Bocón’s productions seek to tell stories that matter to the families of San Diego. We are inspired by the many people who make up our multicultural community and strive to honor them by reflecting characters and narratives similar to their own and showcasing a window into cultures outside of our own.
"It takes place in that room in the house where everything we do not know where to put, we put. Where we store things we do not have any use for anymore but we think we will. Like a basement.
On that day in that room, Mía, an 8 year old girl, finds her old friend Sinforoso after being separated for a long-long time.
But that day is a different day for Mía, because it is the day she has decided to leave home. To leave the house with her mother because in that house there are sad things that Mía does not like.
There are difficult things, scary things, nerve-wracking things, but at the end, guess what? She is brave enough to say what she feels, she is brave enough to say: no, and she is brave enough to defend herself. [Don’t be afraid moms, dads. Sit down with your children and see Mía.]"
November 11-13 and 18-20
Woodbury San Diego School of Architecture
2210 Main Street San Diego CA 92113
¡FUNCIONES EN ESPAÑOL!
"La importancia de esta obra teatral es el lenguaje que utilizan para las niñas, niños y adolescentes que acuden a verla. No invisibilizan su inteligencia y con un tratamiento pertinente buscan prevenir la normalización de la violencia doméstica y el maltrato infantil."
"The importance of this play is the language that used for the boys, girls and teens who will see it. It doesn't minimize their intelligence and with its relevance, it seeks to prevent the normalization of domestic violence and mistreatment of children."
Developed by Crystal Mercado and Wendy Maples, written in collaboration with Veronica Burgess, Carlenne Lacosta, Reanne Lacosta, Wendy Maples, Crystal Mercado, Nicole Odiawa, Natalia Ovalle, Mel Rico, Sinaí Rico, Natalie Tommasino, Alejandra Villanueva, and Sofia Zaragoza.
Directed by Wendy Maples and Crystal Mercado
Self-Conchas is an original bilingual play for young audiences (ages 10 and up) about a San Diego we think we know and the San Diego we really live in. Meet Concha, Shelly, and Consuelo: three soon-to-be sixth graders in the South Bay. Separately, middle school seems like a scary thing to get through. Together, they discover it’s even harder to navigate middle school in 2018. Through an exploration of immigrant stories, changing hormones, and new friendships, Self-Conchas invites you into the San Diego that they grow into; the San Diego that feels like family.

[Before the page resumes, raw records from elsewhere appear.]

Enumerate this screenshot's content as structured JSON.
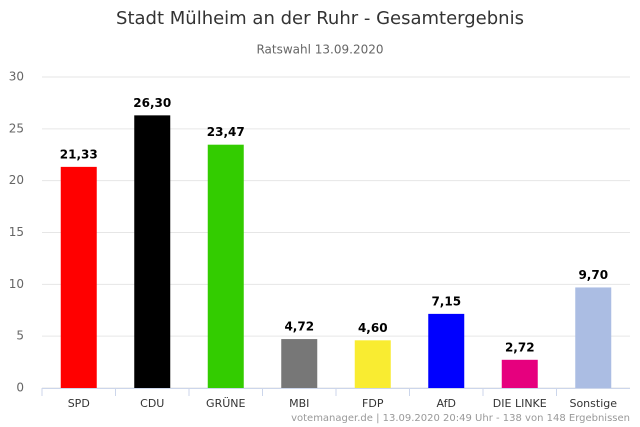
{
  "chart_data": {
    "type": "bar",
    "title": "Stadt Mülheim an der Ruhr - Gesamtergebnis",
    "subtitle": "Ratswahl 13.09.2020",
    "categories": [
      "SPD",
      "CDU",
      "GRÜNE",
      "MBI",
      "FDP",
      "AfD",
      "DIE LINKE",
      "Sonstige"
    ],
    "values": [
      21.33,
      26.3,
      23.47,
      4.72,
      4.6,
      7.15,
      2.72,
      9.7
    ],
    "value_labels": [
      "21,33",
      "26,30",
      "23,47",
      "4,72",
      "4,60",
      "7,15",
      "2,72",
      "9,70"
    ],
    "colors": [
      "#ff0000",
      "#000000",
      "#33cc00",
      "#777777",
      "#f9ec31",
      "#0000ff",
      "#e6007e",
      "#abbde3"
    ],
    "ylim": [
      0,
      30
    ],
    "yticks": [
      0,
      5,
      10,
      15,
      20,
      25,
      30
    ],
    "grid": true,
    "footer": "votemanager.de | 13.09.2020 20:49 Uhr - 138 von 148 Ergebnissen"
  }
}
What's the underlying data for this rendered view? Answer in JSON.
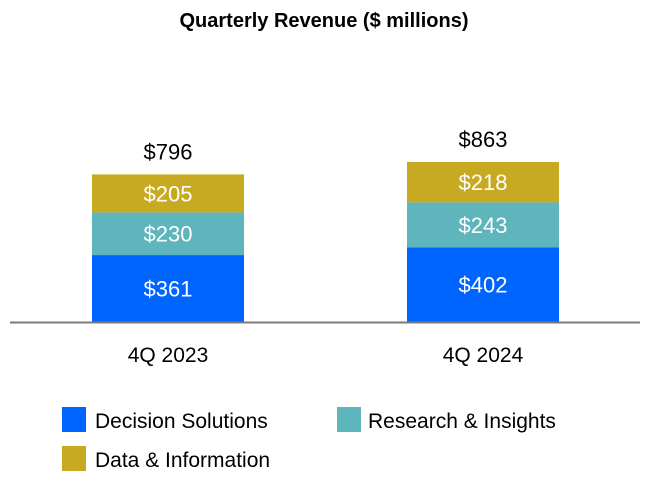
{
  "chart_data": {
    "type": "bar",
    "stacked": true,
    "title": "Quarterly Revenue ($ millions)",
    "categories": [
      "4Q 2023",
      "4Q 2024"
    ],
    "series": [
      {
        "name": "Decision Solutions",
        "values": [
          361,
          402
        ],
        "labels": [
          "$361",
          "$402"
        ],
        "color": "#0064FF"
      },
      {
        "name": "Research & Insights",
        "values": [
          230,
          243
        ],
        "labels": [
          "$230",
          "$243"
        ],
        "color": "#5EB5BB"
      },
      {
        "name": "Data & Information",
        "values": [
          205,
          218
        ],
        "labels": [
          "$205",
          "$218"
        ],
        "color": "#C8AA22"
      }
    ],
    "totals": [
      796,
      863
    ],
    "total_labels": [
      "$796",
      "$863"
    ],
    "ylim": [
      0,
      863
    ],
    "grid": false,
    "legend_position": "bottom"
  }
}
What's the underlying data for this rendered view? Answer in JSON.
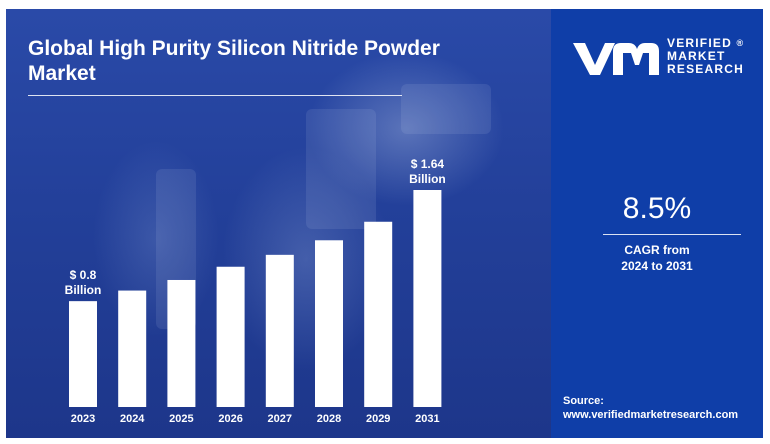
{
  "title": "Global High Purity Silicon Nitride Powder Market",
  "brand": {
    "line1": "VERIFIED",
    "line2": "MARKET",
    "line3": "RESEARCH",
    "reg": "®"
  },
  "cagr": {
    "value": "8.5%",
    "label_line1": "CAGR from",
    "label_line2": "2024 to 2031"
  },
  "source": {
    "label": "Source:",
    "url": "www.verifiedmarketresearch.com"
  },
  "colors": {
    "background": "#23409a",
    "panel": "#0f3ea8",
    "bars": "#ffffff",
    "text": "#ffffff"
  },
  "chart_data": {
    "type": "bar",
    "title": "Global High Purity Silicon Nitride Powder Market",
    "categories": [
      "2023",
      "2024",
      "2025",
      "2026",
      "2027",
      "2028",
      "2029",
      "2031"
    ],
    "values": [
      0.8,
      0.88,
      0.96,
      1.06,
      1.15,
      1.26,
      1.4,
      1.64
    ],
    "annotations": [
      {
        "category": "2023",
        "line1": "$ 0.8",
        "line2": "Billion"
      },
      {
        "category": "2031",
        "line1": "$ 1.64",
        "line2": "Billion"
      }
    ],
    "xlabel": "",
    "ylabel": "",
    "ylim": [
      0,
      1.8
    ],
    "grid": false,
    "legend": "none"
  }
}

Self-Conchas was developed in July 2018. Over the course of six weeks, middle school girls, LatinX voices, and female brains were invited to participate in a creative process that would entail script ideation, character development, and storyboarding which resulted in a fully realized script. All workshops, readings, and script facilitations were lead by Crystal Mercado and Wendy Maples, veterans of devising socially relevant work for young audiences.
photo by Rich Soublet
photo by Rich Soublet
Written & Directed by Catherine Hanna Schrock
Produced by Blake McCarty & Crystal Mercado
Inspired by a local teenager and her experiences as a Zimbabwean immigrant, Blindspot Collective and Bocón invited children and families to Safa’s Story, a new play in the style of Augusto Boal’s Forum Theatre. Safa is a fifth grader with a big imagination and an even bigger heart. Through music and storytelling inspired by Safa's African roots and American upbringing, audiences meet her caring mother, kind teacher, and energetic friends — as well as a new classmate who may be up to no good. Designed for young people to consider the complexities of difference and prejudice, Safa's Story initially ends in heartbreak before audiences embark on an empowering journey to change the ending of the play.
Written by Lisa Loomer
Directed by Crystal Mercado
BOCÓN follows Miguel, a big-mouthed boy on a magical and treacherous journey from his home in Central America across the border of lights into the United States. With his guitar in hand, a Quetzal feather to protect him, and the unlikely friendship of La Llorona, Miguel inspires audiences of all ages to find their voice and to tell their unique story proudly.
Director Crystal Mercado illuminates the necessity of this piece, “In a time when immigrants are being targeted by our administration, fears of raids on undocumented people, and concerns about unaccompanied minors crossing borders to go to schools, it is more important than ever to tell and hear these stories, and remember that we are a nation of immigrants. These children are our children, they are our students, they are our community members, and this is our country’s story.”